Showing posts with label found short stories. Show all posts
Showing posts with label found short stories. Show all posts

Saturday, September 29, 2007

Found Short Stories, Volume 3

(Found in an essay entitled "Political Commitment in the Past Two Decades of Swedish Poetry" written by Gunnar Harding and published in the "Art and Guns" issue of Poetry East)
A boy ran up to me
I ran up to my father
Your son is burning, I said
My son came up to me and said: I'm burning
First we have to put out the fire, I said
My father went up to me and said:
can't you see that the boy is burning?
First we have to put out the fire, I said
My son ran up to me and said:
a boy ran up to me and said:
I ran up to my father and said:
can't you see that your boy is burning?
My son is my father, a boy who is running
I no longer see anyone, I said: it's burning
We've got to put it out: you and I are disappearing
(translated by Gunnar Harding and Frederic Will from the Swedish original, "Napalm," written by Bjorn Harkannsson)

Friday, February 02, 2007

Found Short Stories, Volume 2


(Found in the Wikipedia entry for Albert Speer, the Nazi architect, imprisoned after the Nuremburg trials)


Later, Speer took to the prison garden for enjoyment and work. Heretofore the garden was divided up into small personal plots for each prisoner with the produce of the garden being used in the prison kitchen. When regulations began to slacken in this regard, Speer was allowed to build an ambitious garden, complete with a meandering path, rock garden, and a wide variety of flowers.
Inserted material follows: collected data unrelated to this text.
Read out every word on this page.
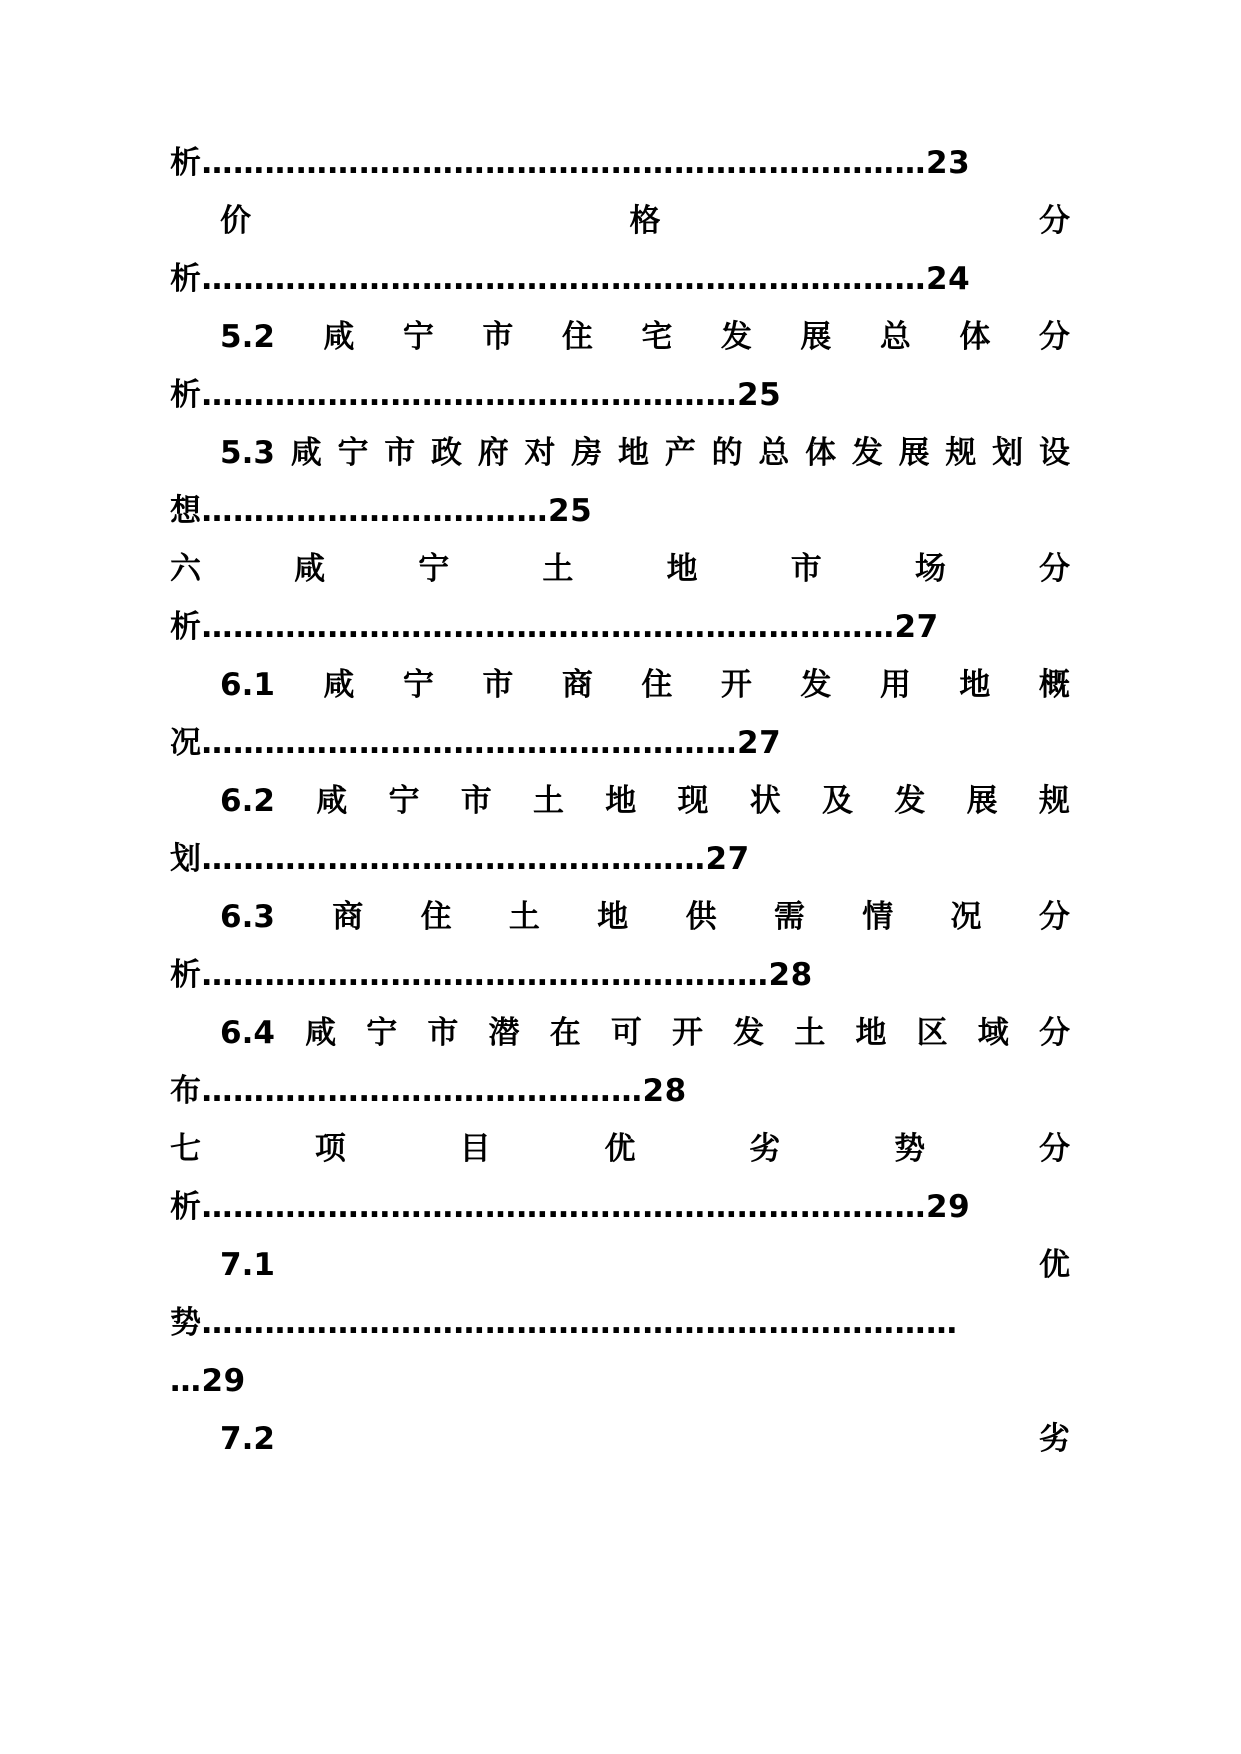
析……………………………………………………………23
价	格	分
析……………………………………………………………24
5.2 咸 宁 市 住 宅 发 展 总 体 分
析……………………………………………25
5.3 咸 宁 市 政 府 对 房 地 产 的 总 体 发 展 规 划 设
想……………………………25
六	咸	宁	土	地	市	场	分
析…………………………………………………………27
6.1 咸 宁 市 商 住 开 发 用 地 概
况……………………………………………27
6.2 咸 宁 市 土 地 现 状 及 发 展 规
划…………………………………………27
6.3 商 住 土 地 供 需 情 况 分
析………………………………………………28
6.4 咸 宁 市 潜 在 可 开 发 土 地 区 域 分
布……………………………………28
七	项	目	优	劣	势	分
析……………………………………………………………29
7.1	优
势………………………………………………………………
…29
7.2	劣
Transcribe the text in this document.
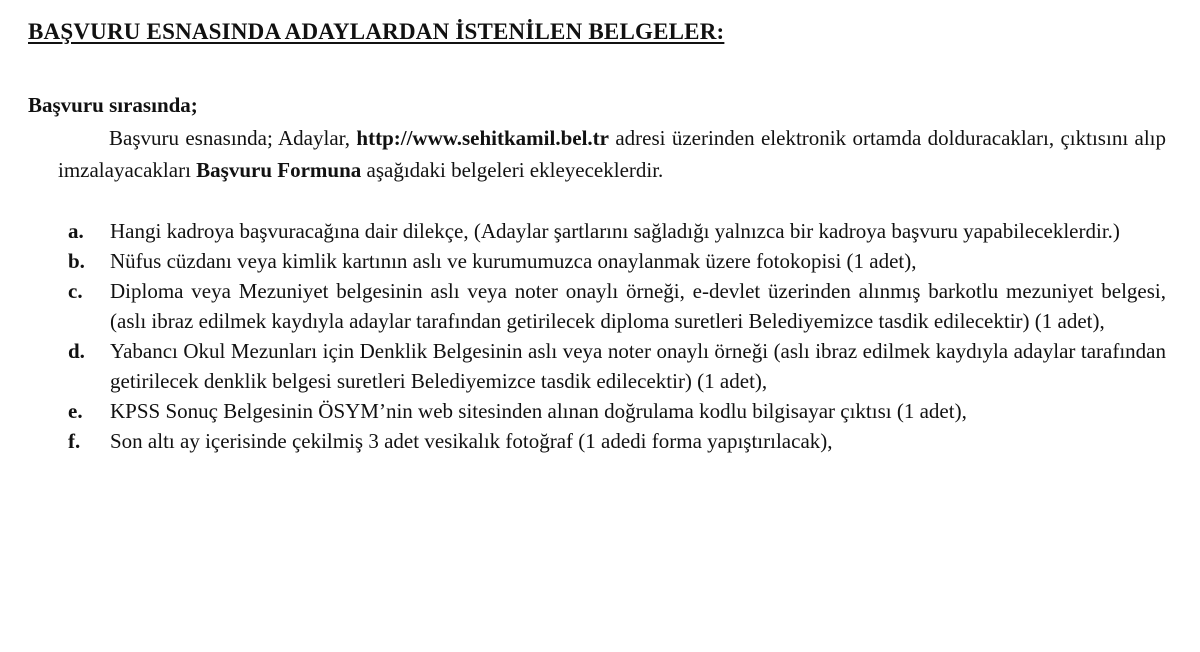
BAŞVURU ESNASINDA ADAYLARDAN İSTENİLEN BELGELER:
Başvuru sırasında;

Başvuru esnasında; Adaylar, http://www.sehitkamil.bel.tr adresi üzerinden elektronik ortamda dolduracakları, çıktısını alıp imzalayacakları Başvuru Formuna aşağıdaki belgeleri ekleyeceklerdir.

a. Hangi kadroya başvuracağına dair dilekçe, (Adaylar şartlarını sağladığı yalnızca bir kadroya başvuru yapabileceklerdir.)
b. Nüfus cüzdanı veya kimlik kartının aslı ve kurumumuzca onaylanmak üzere fotokopisi (1 adet),
c. Diploma veya Mezuniyet belgesinin aslı veya noter onaylı örneği, e-devlet üzerinden alınmış barkotlu mezuniyet belgesi, (aslı ibraz edilmek kaydıyla adaylar tarafından getirilecek diploma suretleri Belediyemizce tasdik edilecektir) (1 adet),
d. Yabancı Okul Mezunları için Denklik Belgesinin aslı veya noter onaylı örneği (aslı ibraz edilmek kaydıyla adaylar tarafından getirilecek denklik belgesi suretleri Belediyemizce tasdik edilecektir) (1 adet),
e. KPSS Sonuç Belgesinin ÖSYM’nin web sitesinden alınan doğrulama kodlu bilgisayar çıktısı (1 adet),
f. Son altı ay içerisinde çekilmiş 3 adet vesikalık fotoğraf (1 adedi forma yapıştırılacak),
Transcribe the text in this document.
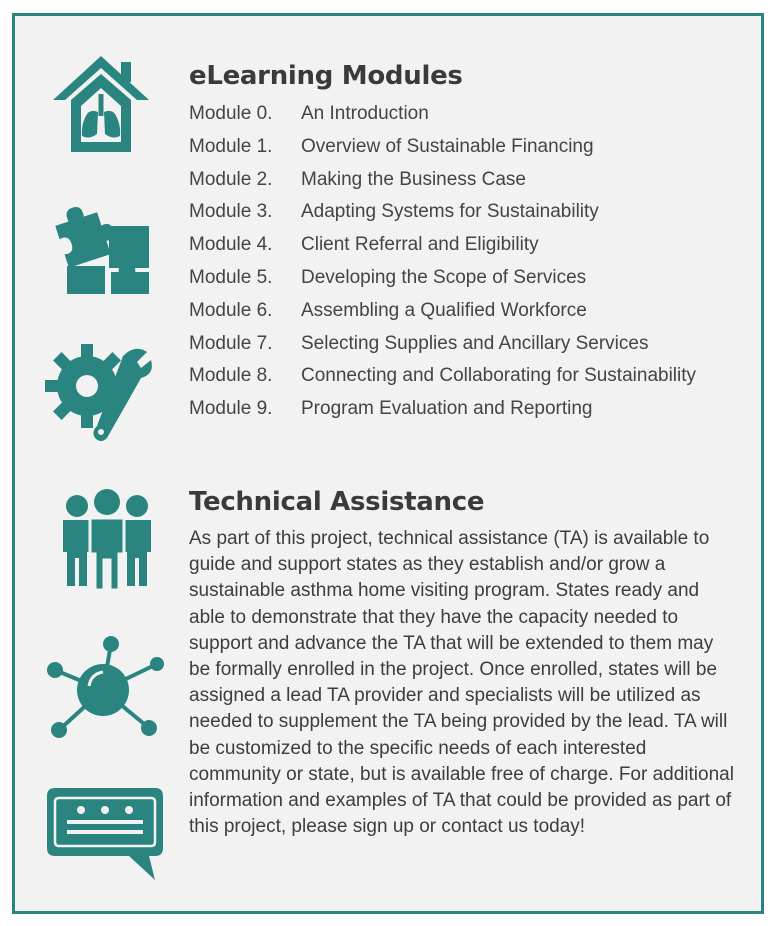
eLearning Modules
Module 0.	An Introduction
Module 1.	Overview of Sustainable Financing
Module 2.	Making the Business Case
Module 3.	Adapting Systems for Sustainability
Module 4.	Client Referral and Eligibility
Module 5.	Developing the Scope of Services
Module 6.	Assembling a Qualified Workforce
Module 7.	Selecting Supplies and Ancillary Services
Module 8.	Connecting and Collaborating for Sustainability
Module 9.	Program Evaluation and Reporting
Technical Assistance

As part of this project, technical assistance (TA) is available to guide and support states as they establish and/or grow a sustainable asthma home visiting program. States ready and able to demonstrate that they have the capacity needed to support and advance the TA that will be extended to them may be formally enrolled in the project. Once enrolled, states will be assigned a lead TA provider and specialists will be utilized as needed to supplement the TA being provided by the lead. TA will be customized to the specific needs of each interested community or state, but is available free of charge. For additional information and examples of TA that could be provided as part of this project, please sign up or contact us today!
The garden was even, humorously, centered around a "north-south axis", which was to be the core design element of Speer and Hitler's new Berlin. Speer then took up a "walking tour of the world" by ordering geography and travel books from the local library and walking laps in the prison garden visualizing his journey. Meticulously calculating every metre traveled, he began in northern Germany, went through the Balkans, Persia, India, and Siberia, then crossed the Bering Strait and continued southwards, finally ending his sentence in central Mexico.


Sunday, December 24, 2006

Found Short Stories, Volume 1


(Found in Biological Science: A Molecular Approach, ed. by Hugh P. McCarthy.)

The simplest kind of maze is the T-maze, where only one choice is involved. Flatworms and earthworms can learn to make the "correct" choice of turns in this maze. Earthworms, for instance, are given the choice of entering a dark, moist chamber or of receiving an electric shock. The earthworms in an experiment took about 220 trials in the maze to learn to make the correct turn.